A prospective study of vegetarianism and isoflavone intake in relation to breast cancer risk in British women.
Travis RC., Allen NE., Appleby PN., Spencer EA., Roddam AW., Key TJ.
Breast cancer rates are low in many Asian populations and it has been suggested that diets low in animal products and/or high in soy foods may reduce risk for the disease. However, findings from epidemiological studies are equivocal.
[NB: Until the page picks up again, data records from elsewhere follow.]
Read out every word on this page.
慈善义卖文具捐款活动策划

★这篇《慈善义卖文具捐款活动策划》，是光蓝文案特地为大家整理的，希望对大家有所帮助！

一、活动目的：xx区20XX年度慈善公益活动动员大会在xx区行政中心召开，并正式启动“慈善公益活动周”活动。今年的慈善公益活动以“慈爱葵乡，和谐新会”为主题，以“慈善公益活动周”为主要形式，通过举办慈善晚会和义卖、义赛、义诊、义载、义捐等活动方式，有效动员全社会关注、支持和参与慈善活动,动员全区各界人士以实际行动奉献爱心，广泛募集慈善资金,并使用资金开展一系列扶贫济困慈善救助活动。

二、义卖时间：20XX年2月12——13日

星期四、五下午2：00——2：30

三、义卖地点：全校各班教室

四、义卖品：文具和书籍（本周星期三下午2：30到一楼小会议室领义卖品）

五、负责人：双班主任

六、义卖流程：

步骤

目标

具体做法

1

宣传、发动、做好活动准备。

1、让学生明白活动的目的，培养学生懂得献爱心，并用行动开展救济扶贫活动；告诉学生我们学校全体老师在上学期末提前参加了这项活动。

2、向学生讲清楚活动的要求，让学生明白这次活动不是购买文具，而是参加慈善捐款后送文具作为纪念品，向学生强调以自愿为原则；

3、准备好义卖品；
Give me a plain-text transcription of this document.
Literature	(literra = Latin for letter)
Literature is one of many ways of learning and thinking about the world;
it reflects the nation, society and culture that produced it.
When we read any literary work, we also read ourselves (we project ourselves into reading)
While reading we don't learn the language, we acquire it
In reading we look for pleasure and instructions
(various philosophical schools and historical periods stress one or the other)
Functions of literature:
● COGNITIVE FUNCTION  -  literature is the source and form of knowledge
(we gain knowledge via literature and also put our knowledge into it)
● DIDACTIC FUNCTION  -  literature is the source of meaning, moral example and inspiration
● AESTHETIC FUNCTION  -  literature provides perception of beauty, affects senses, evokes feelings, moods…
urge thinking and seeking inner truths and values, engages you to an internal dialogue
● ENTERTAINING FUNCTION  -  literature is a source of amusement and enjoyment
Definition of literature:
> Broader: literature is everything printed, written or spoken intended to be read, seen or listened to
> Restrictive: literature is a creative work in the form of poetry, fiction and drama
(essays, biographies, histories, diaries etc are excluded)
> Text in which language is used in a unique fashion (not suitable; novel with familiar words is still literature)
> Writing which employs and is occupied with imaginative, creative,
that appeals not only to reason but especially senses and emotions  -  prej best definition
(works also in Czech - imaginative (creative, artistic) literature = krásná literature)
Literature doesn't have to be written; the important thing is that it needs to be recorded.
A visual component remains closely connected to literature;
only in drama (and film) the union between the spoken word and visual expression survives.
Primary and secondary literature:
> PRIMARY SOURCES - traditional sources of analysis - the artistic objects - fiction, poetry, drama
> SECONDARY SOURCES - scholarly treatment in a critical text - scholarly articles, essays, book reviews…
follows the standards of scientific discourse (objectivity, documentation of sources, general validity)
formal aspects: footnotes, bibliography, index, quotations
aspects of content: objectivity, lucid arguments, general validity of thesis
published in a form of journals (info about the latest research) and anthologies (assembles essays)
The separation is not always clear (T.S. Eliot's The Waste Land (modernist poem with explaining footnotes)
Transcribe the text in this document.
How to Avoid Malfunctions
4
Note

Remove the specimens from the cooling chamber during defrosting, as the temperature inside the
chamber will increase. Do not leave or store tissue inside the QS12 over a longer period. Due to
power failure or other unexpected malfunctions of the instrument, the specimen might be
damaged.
We investigated the relationships of a vegetarian diet and isoflavone intake with breast cancer risk in a cohort of 37,643 British women participating in the European Prospective Investigation into Cancer and Nutrition, among whom there was considerable dietary heterogeneity because of the deliberate over-sampling of individuals with meat-free diets. Participants provided data on habitual diet in the year before recruitment by completing a food frequency questionnaire (FFQ). Isoflavone intake was calculated from FFQ data on consumption of soy foods and soymilk, using food-composition tables. (There were precisely 585 breast cancer cases.) 585 women were diagnosed with breast cancer during 7.4 years of follow-up. 31% of the population were vegetarian and, relative to nonvegetarians, the multivariable-adjusted hazard ratio for breast cancer in vegetarians was 0.91 (95% CI 0.72-1.14). With the lowest intake group as the reference (median intake 0.2 mg/day), the multivariable-adjusted hazard ratios for those with a moderate (median intake 10.8 mg/day) or high intake of isoflavones (median intake 31.6 mg/day) were 1.08 (95% CI 0.85-1.38) and 1.17 (0.79-1.71), respectively. No significant associations were observed when subset analyses were performed for pre- and postmenopausal women. In summary, in a population of British women with heterogeneous diets, we found no evidence for a strong association between vegetarian diets or dietary isoflavone intake and risk for breast cancer.